An interesting comment from Neil Clifford, CEO of Kurt Geiger, the shoe retailer, comparing business rates in the UK to other countries:
"At our store in the Metro Centre in Newcastle we pay £160,000 a year in business rates on one 2,000sq ft shop. It basically makes the store completely unviable.That last bit is fascinating. You'd expect a businessman to complain about the taxes on his business, it's as old a refrain as Time itself. However, Mr. Clifford is contrasting two different taxes, and pointing out that the local government-imposed business rates are extremely high in comparison to other countries, with no corresponding benefit. (You could expect UK rents to be high, since UK house and office prices are high and there's a proportional relationship between price and rent).

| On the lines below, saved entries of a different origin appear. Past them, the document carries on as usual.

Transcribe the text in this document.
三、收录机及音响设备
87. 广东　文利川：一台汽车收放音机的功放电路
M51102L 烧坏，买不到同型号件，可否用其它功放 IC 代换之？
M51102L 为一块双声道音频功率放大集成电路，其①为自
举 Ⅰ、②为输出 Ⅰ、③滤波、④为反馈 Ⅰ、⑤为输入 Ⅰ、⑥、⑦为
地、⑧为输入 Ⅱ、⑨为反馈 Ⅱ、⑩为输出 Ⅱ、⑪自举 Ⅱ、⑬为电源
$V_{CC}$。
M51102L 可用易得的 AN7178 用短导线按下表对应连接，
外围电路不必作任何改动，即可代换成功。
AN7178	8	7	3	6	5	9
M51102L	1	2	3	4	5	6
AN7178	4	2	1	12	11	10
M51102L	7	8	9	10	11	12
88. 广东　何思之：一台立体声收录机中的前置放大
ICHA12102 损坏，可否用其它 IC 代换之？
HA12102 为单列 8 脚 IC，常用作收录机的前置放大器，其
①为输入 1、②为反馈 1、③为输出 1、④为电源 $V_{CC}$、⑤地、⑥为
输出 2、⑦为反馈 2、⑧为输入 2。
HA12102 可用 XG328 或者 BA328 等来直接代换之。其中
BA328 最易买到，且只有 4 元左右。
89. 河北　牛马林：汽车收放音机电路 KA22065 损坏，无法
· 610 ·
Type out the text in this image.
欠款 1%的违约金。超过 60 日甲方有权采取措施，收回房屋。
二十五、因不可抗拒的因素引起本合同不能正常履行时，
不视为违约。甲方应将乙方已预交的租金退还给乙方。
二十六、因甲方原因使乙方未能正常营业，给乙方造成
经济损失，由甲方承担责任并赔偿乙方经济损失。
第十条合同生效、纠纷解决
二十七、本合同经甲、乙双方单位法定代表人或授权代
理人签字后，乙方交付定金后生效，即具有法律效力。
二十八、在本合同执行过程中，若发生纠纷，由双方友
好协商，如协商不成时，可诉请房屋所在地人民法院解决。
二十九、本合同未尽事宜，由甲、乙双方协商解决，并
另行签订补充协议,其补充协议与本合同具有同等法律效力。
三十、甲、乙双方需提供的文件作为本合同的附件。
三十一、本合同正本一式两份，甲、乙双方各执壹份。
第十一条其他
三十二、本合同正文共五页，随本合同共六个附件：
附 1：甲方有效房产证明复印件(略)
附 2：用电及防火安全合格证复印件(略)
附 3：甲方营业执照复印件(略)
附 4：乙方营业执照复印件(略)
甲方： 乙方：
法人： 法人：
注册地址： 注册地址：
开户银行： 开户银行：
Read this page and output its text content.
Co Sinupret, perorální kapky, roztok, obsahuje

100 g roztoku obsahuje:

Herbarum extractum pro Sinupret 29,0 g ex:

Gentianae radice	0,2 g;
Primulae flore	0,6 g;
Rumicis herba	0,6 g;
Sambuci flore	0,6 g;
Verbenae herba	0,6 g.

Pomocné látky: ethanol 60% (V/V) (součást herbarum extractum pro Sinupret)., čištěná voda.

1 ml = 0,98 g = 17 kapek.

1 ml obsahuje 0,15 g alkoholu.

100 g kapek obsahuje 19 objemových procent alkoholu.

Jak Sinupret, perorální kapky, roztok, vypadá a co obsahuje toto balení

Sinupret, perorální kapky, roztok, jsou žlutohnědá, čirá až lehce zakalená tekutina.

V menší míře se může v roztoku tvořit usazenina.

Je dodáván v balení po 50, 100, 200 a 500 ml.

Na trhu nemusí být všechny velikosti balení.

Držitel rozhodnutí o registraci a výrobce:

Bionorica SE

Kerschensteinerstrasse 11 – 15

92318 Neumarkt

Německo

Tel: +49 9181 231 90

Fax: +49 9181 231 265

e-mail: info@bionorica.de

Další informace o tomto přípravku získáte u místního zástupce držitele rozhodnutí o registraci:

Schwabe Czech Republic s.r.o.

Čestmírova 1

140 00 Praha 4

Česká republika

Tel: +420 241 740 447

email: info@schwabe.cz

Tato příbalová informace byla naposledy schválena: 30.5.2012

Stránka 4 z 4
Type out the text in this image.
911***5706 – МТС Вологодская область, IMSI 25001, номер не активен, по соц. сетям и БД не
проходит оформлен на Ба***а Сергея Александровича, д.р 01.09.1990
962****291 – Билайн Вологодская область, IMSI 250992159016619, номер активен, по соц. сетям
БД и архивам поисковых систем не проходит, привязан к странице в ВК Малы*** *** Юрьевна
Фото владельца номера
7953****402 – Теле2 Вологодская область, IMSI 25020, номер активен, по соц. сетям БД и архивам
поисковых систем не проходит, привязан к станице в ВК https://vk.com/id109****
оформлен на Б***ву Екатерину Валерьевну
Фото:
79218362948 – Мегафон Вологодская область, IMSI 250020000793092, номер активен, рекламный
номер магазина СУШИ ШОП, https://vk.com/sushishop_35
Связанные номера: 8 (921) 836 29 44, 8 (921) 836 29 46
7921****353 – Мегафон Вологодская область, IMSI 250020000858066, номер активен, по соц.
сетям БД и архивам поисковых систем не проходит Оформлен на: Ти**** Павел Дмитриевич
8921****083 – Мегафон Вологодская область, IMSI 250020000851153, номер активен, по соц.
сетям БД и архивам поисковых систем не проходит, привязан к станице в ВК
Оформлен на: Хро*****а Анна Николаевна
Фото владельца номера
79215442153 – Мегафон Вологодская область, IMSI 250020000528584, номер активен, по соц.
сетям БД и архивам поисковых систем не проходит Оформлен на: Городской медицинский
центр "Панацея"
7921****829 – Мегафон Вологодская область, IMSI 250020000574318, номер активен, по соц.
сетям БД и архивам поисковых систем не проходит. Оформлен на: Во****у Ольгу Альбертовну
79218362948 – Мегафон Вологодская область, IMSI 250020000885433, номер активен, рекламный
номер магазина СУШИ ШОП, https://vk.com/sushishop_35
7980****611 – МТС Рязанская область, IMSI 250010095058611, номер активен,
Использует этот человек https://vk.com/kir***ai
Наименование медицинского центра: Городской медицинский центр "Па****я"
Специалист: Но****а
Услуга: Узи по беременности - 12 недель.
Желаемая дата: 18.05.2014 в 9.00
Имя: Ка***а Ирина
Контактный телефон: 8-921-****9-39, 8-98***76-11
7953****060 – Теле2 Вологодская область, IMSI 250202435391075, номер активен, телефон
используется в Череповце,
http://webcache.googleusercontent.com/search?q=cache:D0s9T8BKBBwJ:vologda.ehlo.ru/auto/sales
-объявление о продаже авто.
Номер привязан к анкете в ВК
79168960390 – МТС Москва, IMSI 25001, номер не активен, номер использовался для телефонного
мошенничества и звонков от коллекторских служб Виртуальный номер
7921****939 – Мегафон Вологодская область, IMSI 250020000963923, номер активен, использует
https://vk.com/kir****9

"How the hell can the council justify that? For a comparable store in the US and Germany, we would pay local taxes of just £10,000. When we sit down and explain this to our American owners, they say, 'What are you getting for this £160,000?' and we actually have no idea. "Business rates actually are what are killing UK retail, probably more than rents.
If business rates stay high and make retail branch profits negligible, the high-earning firms are going to expand elsewhere as Kurt Geiger are doing. So there does indeed seem to be some form of Laffer curve in business rates for successful international companies - and the UK is on the wrong side of it.